Too Much Water Or Too Little: Climate Resilient Vegetable Farming

Too Much Water Or Too Little: Climate Resilient Vegetable Farming

Project Lead

Dr. Sean Smukler, Associate Professor, Department of Applied Biology and Soil Science, Sustainable Agriculture Landscapes Lab, Faculty of Land and Food Systems (PI)

 

Funding

Farm Adaptation Innovator Program (FAIP)

 

About the Project

This project will assess the field performance of a suite of novel and existing soil management practices (i.e. cover crops and plastic mulch) on soil-water dynamics in a coordinated study that includes controlled experiments, on-farm demonstration trials, and modelling of longer-term impacts and associated farm economics. Using results of field trials, through collaboration with participating farmers, we will develop a set of site-specific management recommendations that account for variation in soils and climate. Results will be shared through farmer networks, producer associations, workshops and digital planning tools.

Research questions

  • Which soil management practice(s) will result in improved soil water dynamics, crop yields, and farm profits?
  • How do we model the medium-term (10- and 20-year time horizons) impacts of these soil management practices for key soil bio-physical and farm economic outcomes?
  • How can we co-develop a set of site-specific recommendations for improving soil-water dynamics and share them with vegetable producers across the province?

Overall project methods

We are testing a range of soil management practices using a variety of indicators for crop and soil climate-resilience across 15 farms in BC. Some examples of the practices being evaluated include different tile drainage strategies, various fertilizer nutrient application rates, and their impacts when being conducted in the presence of varying cover crops.

UBC Farm project methods

At the UBC farm we will compare three organic amendment treatments and a control in combination with various winter soil cover options. Four amendment treatments will be compared.

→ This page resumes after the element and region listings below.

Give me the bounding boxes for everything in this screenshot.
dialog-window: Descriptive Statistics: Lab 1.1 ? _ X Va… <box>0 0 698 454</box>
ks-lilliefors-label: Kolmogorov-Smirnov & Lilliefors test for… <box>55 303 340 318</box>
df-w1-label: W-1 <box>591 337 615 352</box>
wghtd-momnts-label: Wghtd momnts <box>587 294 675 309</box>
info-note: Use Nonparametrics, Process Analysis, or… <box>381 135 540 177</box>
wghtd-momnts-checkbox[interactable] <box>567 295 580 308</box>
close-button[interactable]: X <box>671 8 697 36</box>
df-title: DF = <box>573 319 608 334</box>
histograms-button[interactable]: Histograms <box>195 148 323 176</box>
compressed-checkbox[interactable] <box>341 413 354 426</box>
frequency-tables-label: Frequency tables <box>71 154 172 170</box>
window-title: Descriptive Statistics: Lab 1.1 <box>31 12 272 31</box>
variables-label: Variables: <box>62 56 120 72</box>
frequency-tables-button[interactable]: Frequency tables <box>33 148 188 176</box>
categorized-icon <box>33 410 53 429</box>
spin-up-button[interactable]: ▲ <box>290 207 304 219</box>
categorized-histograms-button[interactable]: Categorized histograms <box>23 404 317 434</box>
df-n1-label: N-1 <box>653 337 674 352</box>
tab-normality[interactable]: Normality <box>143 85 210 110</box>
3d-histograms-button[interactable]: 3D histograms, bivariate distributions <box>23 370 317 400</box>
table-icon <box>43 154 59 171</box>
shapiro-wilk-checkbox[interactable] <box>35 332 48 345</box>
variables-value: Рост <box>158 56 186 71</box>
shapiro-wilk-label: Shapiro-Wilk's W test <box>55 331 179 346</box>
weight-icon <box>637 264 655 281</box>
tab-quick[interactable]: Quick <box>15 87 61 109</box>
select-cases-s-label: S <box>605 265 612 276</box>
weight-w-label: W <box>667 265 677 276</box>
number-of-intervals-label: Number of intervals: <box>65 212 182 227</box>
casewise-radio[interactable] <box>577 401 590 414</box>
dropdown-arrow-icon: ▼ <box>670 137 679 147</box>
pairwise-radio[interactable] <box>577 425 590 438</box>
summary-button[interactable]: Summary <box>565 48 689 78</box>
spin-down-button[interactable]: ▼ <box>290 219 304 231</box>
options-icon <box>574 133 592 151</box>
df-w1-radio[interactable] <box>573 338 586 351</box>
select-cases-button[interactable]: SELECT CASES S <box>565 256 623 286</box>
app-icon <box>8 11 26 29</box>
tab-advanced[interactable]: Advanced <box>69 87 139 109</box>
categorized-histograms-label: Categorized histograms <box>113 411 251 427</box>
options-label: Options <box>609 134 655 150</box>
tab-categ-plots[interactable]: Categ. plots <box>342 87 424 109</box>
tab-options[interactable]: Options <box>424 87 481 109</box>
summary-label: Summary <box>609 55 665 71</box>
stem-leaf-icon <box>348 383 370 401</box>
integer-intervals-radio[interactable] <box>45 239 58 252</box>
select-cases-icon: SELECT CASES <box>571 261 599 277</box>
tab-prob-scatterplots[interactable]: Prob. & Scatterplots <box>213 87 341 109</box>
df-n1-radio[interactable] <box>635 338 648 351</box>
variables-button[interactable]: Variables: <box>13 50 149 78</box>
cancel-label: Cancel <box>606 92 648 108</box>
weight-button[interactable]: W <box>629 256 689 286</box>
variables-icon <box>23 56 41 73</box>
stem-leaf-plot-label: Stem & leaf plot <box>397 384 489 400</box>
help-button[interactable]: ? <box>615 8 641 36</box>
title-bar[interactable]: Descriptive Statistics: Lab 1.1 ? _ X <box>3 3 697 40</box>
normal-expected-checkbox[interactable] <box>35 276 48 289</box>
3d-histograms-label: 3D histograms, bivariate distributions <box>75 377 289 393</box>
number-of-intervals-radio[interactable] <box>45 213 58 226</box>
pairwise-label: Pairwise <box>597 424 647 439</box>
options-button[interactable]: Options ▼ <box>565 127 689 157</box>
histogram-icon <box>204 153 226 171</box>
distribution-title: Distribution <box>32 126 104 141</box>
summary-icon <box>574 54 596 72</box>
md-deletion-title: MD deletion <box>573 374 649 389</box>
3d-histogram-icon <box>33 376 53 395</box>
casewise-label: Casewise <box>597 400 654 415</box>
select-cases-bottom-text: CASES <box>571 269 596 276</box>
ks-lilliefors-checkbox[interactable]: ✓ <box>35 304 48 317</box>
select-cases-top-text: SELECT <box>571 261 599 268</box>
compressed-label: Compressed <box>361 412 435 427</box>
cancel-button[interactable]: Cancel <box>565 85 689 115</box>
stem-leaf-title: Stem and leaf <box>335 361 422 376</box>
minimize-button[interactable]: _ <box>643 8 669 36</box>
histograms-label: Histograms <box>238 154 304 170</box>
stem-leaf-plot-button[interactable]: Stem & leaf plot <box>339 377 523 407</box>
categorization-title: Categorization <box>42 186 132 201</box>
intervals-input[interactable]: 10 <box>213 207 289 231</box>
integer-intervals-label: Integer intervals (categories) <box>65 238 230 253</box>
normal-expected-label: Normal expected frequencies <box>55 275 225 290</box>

  • High compost application: an application rate of compost that targets crop nitrogen demands, expecting a slow release of nutrients from compost for crops
  • Low compost application: an application rate of compost that targets crop nitrogen demands, expecting a fast release of nutrients from compost
  • Precision: an application rate of compost that targets crop phosphorus demands and supplements crop nitrogen demand with an organic fertilizer with readily available nitrogen (e.g. feather meal)
  • Control: No amendments added.

In the winter, each amendment plot is split in half with either a cover crop or a silage tarp. Soil water content will be monitored by using the soil water-sensors network part of the Living Laboratory for Water Sustainability in collaboration with Mark Johnson. We also are deploying greenhouse gas chambers throughout to monitor carbon dioxide, methane and nitrous oxide emissions to further assess environmental impacts.

Project expected impact

  • Identification of soil management practices that lead to enhanced timing of nutrient availability; increase number of workable days; increased soil water holding capacity and thus reduced need for irrigation; improved farm profits; enhanced protection of the soil in the wintertime and a build-up of soil organic matter; and reduced greenhouse gas emissions.
  • Enhancing our ability to understand and demonstrate the variability in crop performance based on local climatic conditions and soil management practices; improve our capacity to effectively model outcomes to evaluate soil management decisions for future climatic conditions; as well as increase farmer input in the co-development of management recommendations.